Friday, February 24, 2006

Vyatta to the Public

Last night, Om Malik pulled back the covers on Eastwick-client Vyatta, a start-up that has launched a community to create an open-source alternative to traditional routers. We like this project for a variety of reasons, not the least of which is that the community is using a wiki. Wikis have often been used in projects involving collaboration between developers, but the Vyatta community may bring new visibility and understanding for just how this works. The community is "vyatta" (Sanskrit for "open") to the public. Check it out.

Thursday, February 16, 2006

Rubel joins Edelman

Wow. A coup for the folks at Edelman, and congrats to Steve. This gives him a bigger platform to strut his professional stuff.

Tuesday, February 14, 2006

Does PR Matter? Yes, if PR Means Relating to the Public

Posted this last night on eastwikkers

Since the beginning of the year, an interesting conversation has erupted about whether PR agencies have much of a future, now that more and more businesses are thinking about going DIY. The chief instigators of this conversation are new compadre Tom Foremski, and very new compadre Shel Israel, who I recently shared a stage with at a local VC firm.

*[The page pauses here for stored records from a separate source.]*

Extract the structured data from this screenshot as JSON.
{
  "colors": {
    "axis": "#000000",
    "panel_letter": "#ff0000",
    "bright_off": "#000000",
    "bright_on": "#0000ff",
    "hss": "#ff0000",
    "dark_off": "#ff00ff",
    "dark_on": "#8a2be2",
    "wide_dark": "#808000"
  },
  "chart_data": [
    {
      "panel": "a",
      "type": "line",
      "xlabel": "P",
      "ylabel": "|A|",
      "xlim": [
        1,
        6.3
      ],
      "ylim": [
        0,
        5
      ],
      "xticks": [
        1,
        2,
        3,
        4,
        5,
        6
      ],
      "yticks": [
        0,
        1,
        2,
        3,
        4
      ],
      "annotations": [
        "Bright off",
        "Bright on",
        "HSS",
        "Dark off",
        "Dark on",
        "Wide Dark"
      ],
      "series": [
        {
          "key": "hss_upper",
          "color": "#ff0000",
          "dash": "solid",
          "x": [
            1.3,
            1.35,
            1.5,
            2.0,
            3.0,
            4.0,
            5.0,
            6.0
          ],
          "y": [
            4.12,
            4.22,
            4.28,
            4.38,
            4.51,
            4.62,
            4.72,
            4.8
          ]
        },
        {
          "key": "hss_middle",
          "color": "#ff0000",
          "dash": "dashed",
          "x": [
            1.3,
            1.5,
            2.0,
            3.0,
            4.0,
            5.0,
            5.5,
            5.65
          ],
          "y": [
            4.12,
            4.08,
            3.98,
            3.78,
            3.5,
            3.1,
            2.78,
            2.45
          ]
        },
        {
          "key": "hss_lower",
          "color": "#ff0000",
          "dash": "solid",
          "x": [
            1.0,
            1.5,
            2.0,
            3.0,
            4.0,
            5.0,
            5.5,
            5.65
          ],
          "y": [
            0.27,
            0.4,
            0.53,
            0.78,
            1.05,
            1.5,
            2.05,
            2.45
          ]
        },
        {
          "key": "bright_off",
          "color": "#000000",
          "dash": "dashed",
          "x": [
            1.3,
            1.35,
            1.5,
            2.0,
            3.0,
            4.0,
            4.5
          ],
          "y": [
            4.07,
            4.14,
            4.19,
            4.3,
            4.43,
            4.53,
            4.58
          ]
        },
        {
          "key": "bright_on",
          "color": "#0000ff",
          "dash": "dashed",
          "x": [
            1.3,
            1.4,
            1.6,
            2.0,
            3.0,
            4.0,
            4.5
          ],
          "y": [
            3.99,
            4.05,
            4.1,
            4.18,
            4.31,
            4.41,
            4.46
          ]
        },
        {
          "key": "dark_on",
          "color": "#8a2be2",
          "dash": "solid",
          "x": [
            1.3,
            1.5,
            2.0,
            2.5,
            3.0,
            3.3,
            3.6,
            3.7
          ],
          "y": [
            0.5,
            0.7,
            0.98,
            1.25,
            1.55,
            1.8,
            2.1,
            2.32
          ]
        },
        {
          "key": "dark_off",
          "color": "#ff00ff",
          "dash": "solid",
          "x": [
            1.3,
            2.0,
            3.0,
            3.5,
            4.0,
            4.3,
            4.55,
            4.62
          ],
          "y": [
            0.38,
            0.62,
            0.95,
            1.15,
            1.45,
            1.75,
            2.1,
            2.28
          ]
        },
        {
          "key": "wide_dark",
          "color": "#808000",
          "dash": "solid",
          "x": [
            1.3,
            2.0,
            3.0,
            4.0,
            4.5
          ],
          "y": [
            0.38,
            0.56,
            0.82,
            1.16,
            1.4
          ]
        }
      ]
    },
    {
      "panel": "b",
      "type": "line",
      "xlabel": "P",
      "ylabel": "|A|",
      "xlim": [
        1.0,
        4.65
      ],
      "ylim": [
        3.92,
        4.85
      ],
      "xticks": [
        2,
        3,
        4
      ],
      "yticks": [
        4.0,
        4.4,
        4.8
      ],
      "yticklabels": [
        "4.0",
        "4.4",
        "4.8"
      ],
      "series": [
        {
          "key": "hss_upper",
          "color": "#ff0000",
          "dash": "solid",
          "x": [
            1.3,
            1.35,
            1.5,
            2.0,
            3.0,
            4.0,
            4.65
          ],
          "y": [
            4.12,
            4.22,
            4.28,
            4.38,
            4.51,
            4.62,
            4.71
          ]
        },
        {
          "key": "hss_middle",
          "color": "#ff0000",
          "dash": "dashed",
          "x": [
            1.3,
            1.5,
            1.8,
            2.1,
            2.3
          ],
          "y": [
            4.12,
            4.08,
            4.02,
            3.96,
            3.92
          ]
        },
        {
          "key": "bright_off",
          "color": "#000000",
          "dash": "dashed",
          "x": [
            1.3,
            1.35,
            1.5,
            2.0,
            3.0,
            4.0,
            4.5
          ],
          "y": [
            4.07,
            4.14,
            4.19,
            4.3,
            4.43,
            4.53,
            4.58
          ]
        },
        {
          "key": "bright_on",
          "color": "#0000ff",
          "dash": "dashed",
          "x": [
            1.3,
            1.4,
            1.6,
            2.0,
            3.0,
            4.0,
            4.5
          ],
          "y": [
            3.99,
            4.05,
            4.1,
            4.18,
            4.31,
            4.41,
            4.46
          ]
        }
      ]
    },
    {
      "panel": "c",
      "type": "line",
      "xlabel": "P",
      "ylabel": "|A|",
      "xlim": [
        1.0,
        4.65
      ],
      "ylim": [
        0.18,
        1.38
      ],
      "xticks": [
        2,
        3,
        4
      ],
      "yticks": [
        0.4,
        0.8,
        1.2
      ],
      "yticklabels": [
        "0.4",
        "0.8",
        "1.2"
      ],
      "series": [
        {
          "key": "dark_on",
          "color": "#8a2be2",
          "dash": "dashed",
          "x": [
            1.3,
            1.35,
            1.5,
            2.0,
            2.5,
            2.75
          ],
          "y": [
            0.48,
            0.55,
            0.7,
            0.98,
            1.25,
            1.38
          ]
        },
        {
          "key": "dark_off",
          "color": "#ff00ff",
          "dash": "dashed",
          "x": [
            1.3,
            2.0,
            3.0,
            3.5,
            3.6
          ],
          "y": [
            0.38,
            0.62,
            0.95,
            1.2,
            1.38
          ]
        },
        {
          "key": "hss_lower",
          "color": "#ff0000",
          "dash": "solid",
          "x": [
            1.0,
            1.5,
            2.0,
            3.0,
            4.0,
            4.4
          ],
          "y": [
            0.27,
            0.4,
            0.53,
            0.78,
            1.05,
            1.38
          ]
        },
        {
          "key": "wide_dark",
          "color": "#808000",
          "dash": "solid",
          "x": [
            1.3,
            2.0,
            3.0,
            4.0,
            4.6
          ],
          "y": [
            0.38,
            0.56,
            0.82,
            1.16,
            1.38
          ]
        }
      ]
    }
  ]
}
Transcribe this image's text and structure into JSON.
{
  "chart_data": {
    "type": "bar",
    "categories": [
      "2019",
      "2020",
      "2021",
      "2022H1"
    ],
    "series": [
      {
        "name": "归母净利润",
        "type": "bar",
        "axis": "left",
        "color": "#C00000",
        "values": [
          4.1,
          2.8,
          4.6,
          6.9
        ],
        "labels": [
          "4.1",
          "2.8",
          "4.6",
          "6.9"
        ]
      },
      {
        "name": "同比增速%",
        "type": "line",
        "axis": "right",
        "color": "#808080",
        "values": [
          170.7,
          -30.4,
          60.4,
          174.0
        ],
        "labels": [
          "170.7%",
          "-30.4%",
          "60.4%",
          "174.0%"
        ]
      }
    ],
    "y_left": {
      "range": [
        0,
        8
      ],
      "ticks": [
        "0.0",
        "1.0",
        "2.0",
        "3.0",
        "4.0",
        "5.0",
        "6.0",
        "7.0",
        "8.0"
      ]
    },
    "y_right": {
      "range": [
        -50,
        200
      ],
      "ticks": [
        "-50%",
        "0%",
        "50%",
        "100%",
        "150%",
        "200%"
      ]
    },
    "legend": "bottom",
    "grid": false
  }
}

It reminds me of the great and controversial thought piece that Nicholas Carr published a couple of years ago called "IT Doesn't Matter." In that piece, Carr argued that because IT has become a commodity in the corporate marketplace, no company can really enjoy any strategic advantage by using it; it might have been a differentiator for a few businesses years ago, but today it doesn't make a strategic difference for any company. What Carr didn't anticipate -- what he couldn't predict -- was the profound transformation that the software industry was about to undergo. He may have had the right message for the right time, but in this Web 2.0 world, user-centric world, we're not talking about about doom and demolition anymore. We're talking about the boom and building, and, yes, the kind of innovation for business that is making IT matter all over again.

IT was pronounced dead too early. It was undergoing a metamorphosis and Carr just happened to catch this butterfly in its dormant phase. The DNA for the user-centric software world was already there (lots of talk about Web services, open standards, Web-enabled applications), but few people knew what to make of them.

It looks like the PR industry is undergoing its own metamorphosis. And to the question "does PR matter," the answer has to be yes because as recent trends like blogging show, relating to the public -- something that most of us have never had to do, and that a few of us have forgotten how -- matters more today than ever. And teaching your clients to use blogs and wikis will not put you out of a job. It's not the tool that makes someone a good PR pro, but the social intelligence that's required to connect with the public at a time when so many things compete for attention. Great PR people have this intelligence, in abundance, and there will be plenty of work for them -- client-side and agency-side -- now that we are getting our priorities straight.

The only question is, what will happen to PR pros who fail to adjust to the new reality, and who fail to appreciate that the name of our profession, for the first time in history, may describe what we actually do. And it will only be a short time before the new PR becomes a commodity. As Carr's analysis of the IT industry suggests, it really hurts to be so late to the game.

To be fair to Tom and Shel, they agree that there's hope for the industry, and their brave challenge is helping to destroy the foundations of the world that must go away so we can begin building the new one. We'll be posting a longer piece on this subject. Hope you'll stay tuned.

I'm Back

What can I say? First, I missed my old home, spam and all, and a colleague has convinced me that we can get rid of it over time. Plus, I was too lazy to start a new blog. I've been enjoying my "part-time" writing on eastwikkers, my agency group blog, and I still plan to post there. But this old home will be my new home.

Will be nice when the place gets fumigated, but I'll be patient.